Psicanálise do fenômeno Lula

Uma querida amiga psicanalista fez uma análise do significado de Lula e da cerimônia de posse. Que evento! Uma celebração no dia mundial da paz e da esperança que foi dignificada não só no Brasil, mas no mundo todo. Pelo fato que o mundo todo compreende, talvez até melhor que nós mesmos, brasileiros, que nosso país personifica o impasse civilizacional que vivemos: de um lado o totalitarismo truculento e excludente, de outro a democracia que inspira a solidariedade e a inclusão, e desestimula o egoísmo.

Minha amiga chamou a atenção para as muitas vezes em que, durante a longa cerimônia de posse, Lula foi tomado pela emoção: voz embargada, olhos lacrimosos, mãos trêmulas. Uma figura humana, sensível, frágil. Atributos ditos femininos. E a psicanálise assevera que as relações humanas são fundadas no poder e na hierarquia, simbolizados no falo masculino. Como pode, então, a vulnerável figura tão humana de Lula na posse reunir a força e o poder necessários para comandar a conciliação de um país cindido pela segregação e pelo ódio, que vêm sendo agravados entre nós há uma década, desde as “jornadas de junho” de 2013? Segregação e ódio que vêm sendo cultivados ao longo dos nossos cinco séculos de história, pela colonização predatória, o extermínio dos nativos, a prolongada escravatura, a “independência” decretada pelo poder imperial, a desastrada abolição?

O poder e a força de Lula não estavam aparentes na figura do idoso comovido e fragilizado às lágrimas, na mesa do Congresso, no alto da rampa e no parlatório defronte o Palácio do Planalto. A força de Lula não estava visível na figura do líder que tomava posse. Nele, estava invisível. Mas estava presente, na sua já comprovada habilidade de negociar e de conciliar, enraizada numa surpreendente trajetória de vida, que o tornou um homem capaz de compreender a injustiça e o sofrimento humanos, e de entregar-se à construção de um mundo mais solidário.

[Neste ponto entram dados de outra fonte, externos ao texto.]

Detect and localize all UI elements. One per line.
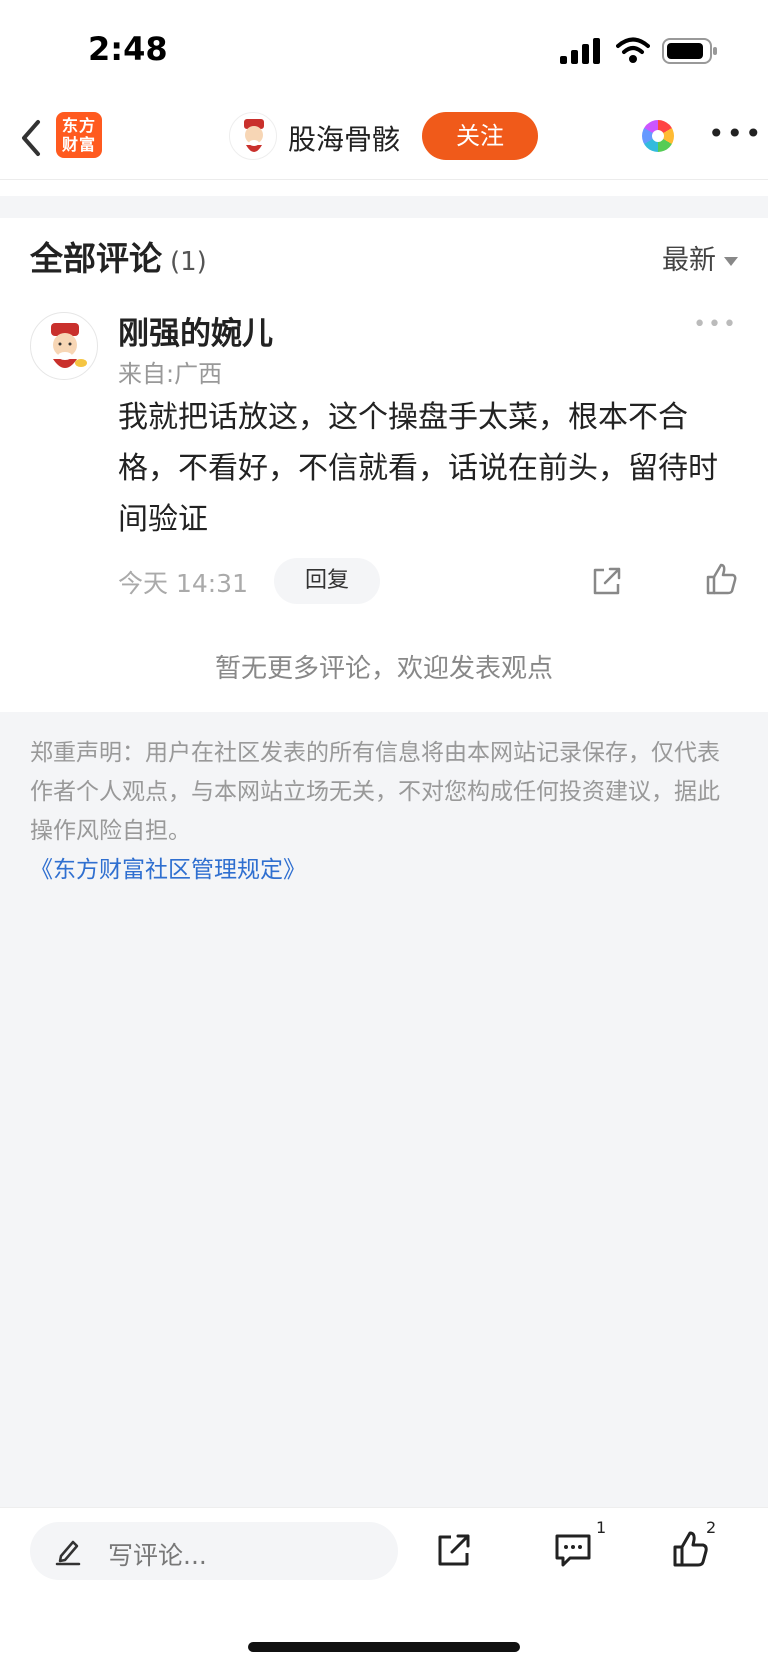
community-rules-link[interactable]: 《东方财富社区管理规定》 bbox=[30, 851, 740, 890]
disclaimer-area: 郑重声明：用户在社区发表的所有信息将由本网站记录保存，仅代表作者个人观点，与本网… bbox=[0, 712, 768, 1507]
comment-time: 今天 14:31 bbox=[118, 569, 248, 598]
like-count-badge: 2 bbox=[706, 1518, 717, 1537]
battery-icon bbox=[662, 38, 718, 64]
commenter-name[interactable]: 刚强的婉儿 bbox=[118, 308, 273, 353]
comment-more-icon[interactable]: ••• bbox=[693, 312, 738, 337]
comments-header: 全部评论 (1) 最新 bbox=[30, 232, 738, 280]
status-bar: 2:48 bbox=[0, 0, 768, 100]
home-indicator bbox=[248, 1642, 520, 1652]
app-logo[interactable]: 东方财富 bbox=[56, 112, 102, 158]
like-icon[interactable] bbox=[672, 1530, 708, 1568]
comments-count: (1) bbox=[170, 247, 207, 277]
commenter-avatar[interactable] bbox=[30, 312, 98, 380]
disclaimer: 郑重声明：用户在社区发表的所有信息将由本网站记录保存，仅代表作者个人观点，与本网… bbox=[30, 734, 740, 890]
like-icon[interactable] bbox=[704, 562, 738, 596]
nav-header: 东方财富 股海骨骸 关注 ••• bbox=[0, 100, 768, 180]
follow-button[interactable]: 关注 bbox=[422, 112, 538, 160]
comments-title: 全部评论 bbox=[30, 239, 162, 278]
pencil-icon bbox=[54, 1536, 82, 1566]
no-more-comments: 暂无更多评论，欢迎发表观点 bbox=[214, 654, 553, 684]
comment-count-badge: 1 bbox=[596, 1518, 607, 1537]
sort-label: 最新 bbox=[662, 245, 716, 276]
author-name[interactable]: 股海骨骸 bbox=[288, 118, 400, 158]
comment-icon[interactable] bbox=[554, 1532, 592, 1568]
bottom-bar: 写评论... 1 2 bbox=[0, 1507, 768, 1663]
back-icon[interactable] bbox=[18, 118, 44, 158]
reply-button[interactable]: 回复 bbox=[274, 558, 380, 604]
status-time: 2:48 bbox=[88, 30, 168, 68]
color-wheel-icon[interactable] bbox=[642, 120, 674, 152]
comment-text: 我就把话放这，这个操盘手太菜，根本不合格，不看好，不信就看，话说在前头，留待时间… bbox=[118, 400, 718, 537]
comment-input[interactable]: 写评论... bbox=[30, 1522, 398, 1580]
section-divider bbox=[0, 196, 768, 218]
disclaimer-text: 郑重声明：用户在社区发表的所有信息将由本网站记录保存，仅代表作者个人观点，与本网… bbox=[30, 740, 720, 844]
more-icon[interactable]: ••• bbox=[708, 120, 764, 148]
share-icon[interactable] bbox=[436, 1532, 472, 1568]
caret-down-icon bbox=[724, 257, 738, 266]
signal-icon bbox=[560, 38, 602, 64]
author-avatar[interactable] bbox=[229, 112, 277, 160]
wifi-icon bbox=[616, 36, 650, 64]
share-icon[interactable] bbox=[590, 564, 624, 598]
commenter-location: 来自:广西 bbox=[118, 360, 223, 388]
sort-dropdown[interactable]: 最新 bbox=[662, 238, 738, 277]
comment-input-placeholder: 写评论... bbox=[108, 1541, 207, 1570]
comment-item: 刚强的婉儿 来自:广西 ••• 我就把话放这，这个操盘手太菜，根本不合格，不看好… bbox=[30, 308, 738, 618]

Mas se a força e o poder de Lula não estavam visíveis na sua frágil figura, estavam escancarados na multidão que o ovacionava, entoando “Lula, guerreiro, do povo brasileiro!” E que teve a honra de receber em retribuição o cumprimento que foi o sensível e delicado reconhecimento da incansável resistência da “Vigília Lula Livre”: “Boa-tarde, povo brasileiro!” Paródia dos abençoados cumprimentos em coro de bom-dia, boa-tarde e boa-noite dos 580 dias da injusta prisão em Curitiba.

A força e o poder de Lula estão no carisma que mobiliza a multidão dos que se contagiam com o ideal de inclusão e justiça social. Representados na posse pela gente do povo que entregou a faixa presidencial. É esta multidão de apoiadores, os que já optaram pela solidariedade contra o egoísmo, que deve manter-se mobilizada e atuante. Disso depende que o governo do líder carismático e humano tenha sucesso no duro desafio da luta contra os arraigados preconceitos e a cupidez que marcam a natureza humana e a sociedade.